Alan Moore rebooted and retconned what Swamp Thing was away from just another mutated human scientist to a living force of nature, and did it so expertly that it introduced concepts into the DC universe that stick around to this day. You may think “oh Swamp Thing that scientist that got mutated into a plant” yet here we are the best and definitive version of the character, where the opening tale is a dark horror themed story that changed that.
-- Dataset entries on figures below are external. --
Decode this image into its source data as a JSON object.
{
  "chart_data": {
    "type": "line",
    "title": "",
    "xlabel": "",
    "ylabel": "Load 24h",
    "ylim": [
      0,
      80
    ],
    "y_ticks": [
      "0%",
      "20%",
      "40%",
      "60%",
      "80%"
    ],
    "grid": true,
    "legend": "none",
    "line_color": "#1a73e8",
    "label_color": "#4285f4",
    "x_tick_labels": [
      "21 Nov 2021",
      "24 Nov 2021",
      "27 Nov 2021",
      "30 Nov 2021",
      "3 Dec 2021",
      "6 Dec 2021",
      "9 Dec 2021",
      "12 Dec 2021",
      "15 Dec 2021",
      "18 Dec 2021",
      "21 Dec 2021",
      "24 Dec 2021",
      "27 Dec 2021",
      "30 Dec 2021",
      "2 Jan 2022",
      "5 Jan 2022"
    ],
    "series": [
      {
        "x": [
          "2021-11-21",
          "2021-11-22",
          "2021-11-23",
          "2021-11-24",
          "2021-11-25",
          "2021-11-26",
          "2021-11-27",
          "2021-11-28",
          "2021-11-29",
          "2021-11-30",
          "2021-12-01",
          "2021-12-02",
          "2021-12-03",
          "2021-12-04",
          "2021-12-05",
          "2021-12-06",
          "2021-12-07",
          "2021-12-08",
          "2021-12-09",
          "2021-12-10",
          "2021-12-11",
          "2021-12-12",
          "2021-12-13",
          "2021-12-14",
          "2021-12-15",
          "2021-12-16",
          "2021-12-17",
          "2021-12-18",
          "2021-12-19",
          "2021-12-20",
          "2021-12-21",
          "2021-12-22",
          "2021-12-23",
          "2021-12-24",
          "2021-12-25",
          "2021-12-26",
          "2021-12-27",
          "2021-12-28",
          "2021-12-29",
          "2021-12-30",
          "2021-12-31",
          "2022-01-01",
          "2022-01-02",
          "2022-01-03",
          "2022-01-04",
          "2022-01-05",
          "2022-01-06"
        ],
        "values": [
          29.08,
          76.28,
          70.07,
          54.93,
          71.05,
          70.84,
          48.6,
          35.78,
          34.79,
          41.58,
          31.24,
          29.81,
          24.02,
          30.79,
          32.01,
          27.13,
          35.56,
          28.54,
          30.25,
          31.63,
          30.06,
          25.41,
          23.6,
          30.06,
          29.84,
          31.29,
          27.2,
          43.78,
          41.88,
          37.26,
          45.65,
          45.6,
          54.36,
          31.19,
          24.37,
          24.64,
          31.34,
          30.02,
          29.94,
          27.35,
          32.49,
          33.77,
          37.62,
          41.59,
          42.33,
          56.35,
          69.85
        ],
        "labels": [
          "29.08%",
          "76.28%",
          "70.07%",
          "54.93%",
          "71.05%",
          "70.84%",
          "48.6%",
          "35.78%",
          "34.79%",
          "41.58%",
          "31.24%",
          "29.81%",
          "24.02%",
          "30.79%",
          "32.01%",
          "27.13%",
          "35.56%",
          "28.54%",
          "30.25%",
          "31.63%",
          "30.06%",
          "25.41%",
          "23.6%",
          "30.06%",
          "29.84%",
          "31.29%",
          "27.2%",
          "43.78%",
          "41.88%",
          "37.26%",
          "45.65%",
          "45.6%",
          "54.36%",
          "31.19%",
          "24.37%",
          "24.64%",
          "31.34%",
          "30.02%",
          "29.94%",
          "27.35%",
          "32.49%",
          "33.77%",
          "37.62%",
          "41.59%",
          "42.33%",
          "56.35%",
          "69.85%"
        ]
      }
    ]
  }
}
And yes this is the best version of the character, the version you think you knew is nothing compared to what he became here, which was ANNOYINGLY changed decades later in the conclusion to brightest day…
Once the opening story is done you get some truly scary imagery as Swamp Thing teams up with Etrigan the demon and he faces off against the stuff of nightmares, as a monster attacks children by bringing their fears to life (a bit like IT but without the clown) and the haunting moment it attacks a child who after his mother died of it, has been scared of cancer, but was never told what cancer was.
This story, is not for small children, I just mentioned a monster assuming the form of cancer to a child that didn’t know what cancer was but was scared of it, not to mention a number of scenes of death in haunting ways, not gruesome and gory, but haunting which is greatly helped by Moore and his team of artists.
While I would recommend the other volumes of Alan Moore’s run on Swamp Thing (you get to see him beat up Batman) the first volume is a must read. Showing the greater integration of the character into the DC universe while never letting them take the spotlight away. But most importantly issue 21 with the autopsy.
On a nice touch the final page of issue 27 has a dedication to Jack Kirby one of the central figures in the history of comics. It helps to show us, even significant people often got influenced by those that came before. I would say I wondered who was influenced by this, but that’s already happened, it will next be the people influenced by the people who were influenced by this work.
I first read this in the Kirkwall library and with any luck it should still be there.